The Thing That Couldn't Die (1958)
No classic, but surprisingly effective chiller nonetheless
The main problem with this movie has been pointed out already by other viewers: not the low budget, or the recycled music, which is pretty well used, or the basic story, etc, but that many of the characters are pretty annoying. Jessica, the sweet young thing with the psychic gift, is just too bland to be much of a real heroine, and the hero does very little. Boyd, the sleazy ranch hand is supposed to be unlikable and he does a good job, as does the big, Lenny like guy as a well meaning , but simple character. The drunken artist is understandably P.O.'d at the way his model/fiancée Linda is acting.
The characters and performances that really stand out for me are Andra Martin as Linda, doing a very good job as the nice model, who turns into a really sensuously sinister character, under the influence of sorceror Gideon Drew. Considering he spends most of the movie as a disembodied head, Robin Hughes is very good as the undead magician.Once he's back in one piece, he delivers some effectively menacing lines quite well.
The aforementioned are probably the best performances, but the third memorable one stands out as being one of the most presumably unintentionally dislikable characters in a movie. Aunt Flavia as written is certainly not very appealing, but the actress portraying her makes her so obnoxious that she nearly sinks the picture. Other posters have referred to her "dental drill voice" and that they hoped the bad guy would get her before the picture was over, or a tree would fall on her, and I concur.
Ever since one poster referred to " the closet gay leading man", I've been forced to look at the movie differently. A couple of posters have mentioned a vaguely lesbian subtext to some scenes involving Linda and Jessica, and I have to admit, seeing the two good looking ladies sharing a bed was kind of exciting, but any possible undertones of that nature would have to have been pretty well hidden for a Fifties movie.

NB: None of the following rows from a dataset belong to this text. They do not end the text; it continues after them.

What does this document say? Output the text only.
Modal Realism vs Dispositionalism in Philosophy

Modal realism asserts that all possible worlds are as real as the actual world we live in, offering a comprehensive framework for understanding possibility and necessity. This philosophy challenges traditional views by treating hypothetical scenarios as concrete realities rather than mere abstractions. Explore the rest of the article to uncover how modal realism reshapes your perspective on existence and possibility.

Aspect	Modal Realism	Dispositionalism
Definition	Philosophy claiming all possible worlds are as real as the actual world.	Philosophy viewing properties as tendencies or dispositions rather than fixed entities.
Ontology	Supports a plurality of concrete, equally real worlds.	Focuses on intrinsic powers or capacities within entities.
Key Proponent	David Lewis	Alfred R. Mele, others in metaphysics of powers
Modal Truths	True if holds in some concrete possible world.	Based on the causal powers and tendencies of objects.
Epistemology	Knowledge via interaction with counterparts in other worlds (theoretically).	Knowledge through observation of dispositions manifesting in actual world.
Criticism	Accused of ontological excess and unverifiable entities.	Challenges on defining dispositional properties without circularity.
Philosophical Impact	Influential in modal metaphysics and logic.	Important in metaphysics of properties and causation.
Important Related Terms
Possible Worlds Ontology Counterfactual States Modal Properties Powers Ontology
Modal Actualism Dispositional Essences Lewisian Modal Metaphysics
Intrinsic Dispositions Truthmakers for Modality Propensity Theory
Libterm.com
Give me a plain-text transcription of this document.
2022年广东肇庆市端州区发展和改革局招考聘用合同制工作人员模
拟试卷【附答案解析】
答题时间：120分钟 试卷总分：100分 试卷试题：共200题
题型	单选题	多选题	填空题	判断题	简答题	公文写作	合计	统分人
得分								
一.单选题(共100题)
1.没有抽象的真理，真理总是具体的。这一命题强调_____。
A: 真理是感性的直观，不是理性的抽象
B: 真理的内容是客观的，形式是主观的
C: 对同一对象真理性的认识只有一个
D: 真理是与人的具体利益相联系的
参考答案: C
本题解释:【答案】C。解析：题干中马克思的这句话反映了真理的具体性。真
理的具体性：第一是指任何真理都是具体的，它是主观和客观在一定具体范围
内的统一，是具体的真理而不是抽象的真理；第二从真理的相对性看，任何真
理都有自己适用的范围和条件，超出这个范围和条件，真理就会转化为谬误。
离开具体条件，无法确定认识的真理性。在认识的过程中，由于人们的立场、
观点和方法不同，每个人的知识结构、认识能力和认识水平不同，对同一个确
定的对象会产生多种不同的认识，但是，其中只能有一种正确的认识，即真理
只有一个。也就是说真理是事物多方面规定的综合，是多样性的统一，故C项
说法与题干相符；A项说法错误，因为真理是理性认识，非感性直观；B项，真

It certainly isn't a good movie by most standards, but it does have a kind of creepy atmosphere that works fairly well. I think it's worth seeing once, any way.
The Eye Creatures (1965)
Bad but fun, if you have a high tolerance for cheesy monster movies
The original Invasion of the Saucer Men was no masterpiece, but it's generally agreed that this remake is far worse.Most of the intentional humor is pretty lame, and there's an amateurish quality about the film-making that at least proves the original movie was competently done.
That being said, it must be admitted that this movie does manage to be kind of entertaining, if you have nothing better to do some evening.
The young couple make a cute pair.The familiar presence of AIP leading man John Ashley is like meeting up with an old friend, and the sweet young thing played by Cynthia Hull is really pretty and appealing.
It's fun to see how much of the music you can identify from other movies. In a couple of romantic scenes, there's an instrumental version playing of a song Annette Funicello sang in one of the Beach Party movies. When people are dancing at the bar, there's an instrumental from AIP's Ghost of Dragstrip Hollow. And I'm convinced a lot of the scary music is taken from Roger Corman's The Undead. Whether all this was intended as a sort of inside joke, or just making use of stock music, I don't know. I'm also pretty sure that there's at least some music from Hammer's Dracula, Prince of Darkness.
The movie is kind of fun, if you don't have high expectations. Though made in the mid-Sixties, it has a sort of Fifties feel to it not too different from the original version.